The words anyone like me hates to hear: worry, concern, care. They all roll together into what I know is nothing short of an impromptu intervention. I know how to play it off, sink it in under the surface so they can’t see it running off before it gets past the layers they hoped to penetrate. I can pretend as well as I can be honest, and who’s to say which is better or more real.

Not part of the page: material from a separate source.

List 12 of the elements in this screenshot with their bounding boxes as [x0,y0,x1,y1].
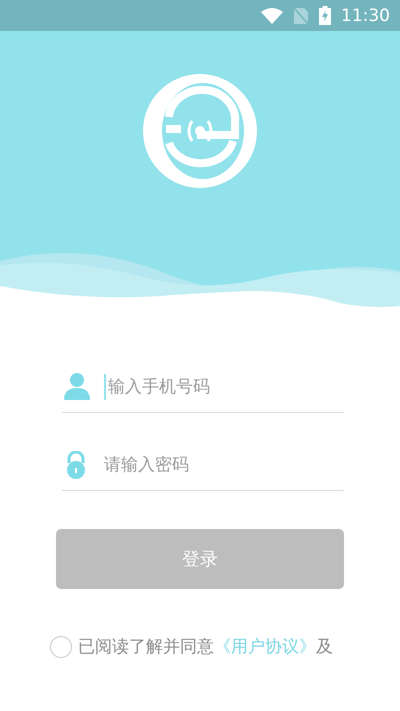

It was a good run, the coffee cups are empty and we both have places to be. I promise that I’ll get better, and half mean it too. The mind has recovered, and the lady mantis is no where in sight; the tempest has subsided, and it’s time to redraw the superficial lines. So I think, and I draw, and I breathe deep. I drive slowly home, and shower until I’m red, and brush my teeth until I can’t feel the bristles anymore over the numbed surface of my mouth. I’ve made a full recovery and it’s time to leave my past and face my future. Without debauchery to keep my hands from going idle, I’m left flipping through the pages of whichever Hemmingway I left by my chair and hoping to hear about something better. Then a friend calls and tells me that his home is free that night. This time the mantis won’t get me; it never has in the past, and I won’t let it this time, I have lines in the sand that will stop me if things go to far, lines that I would wager my soul upon.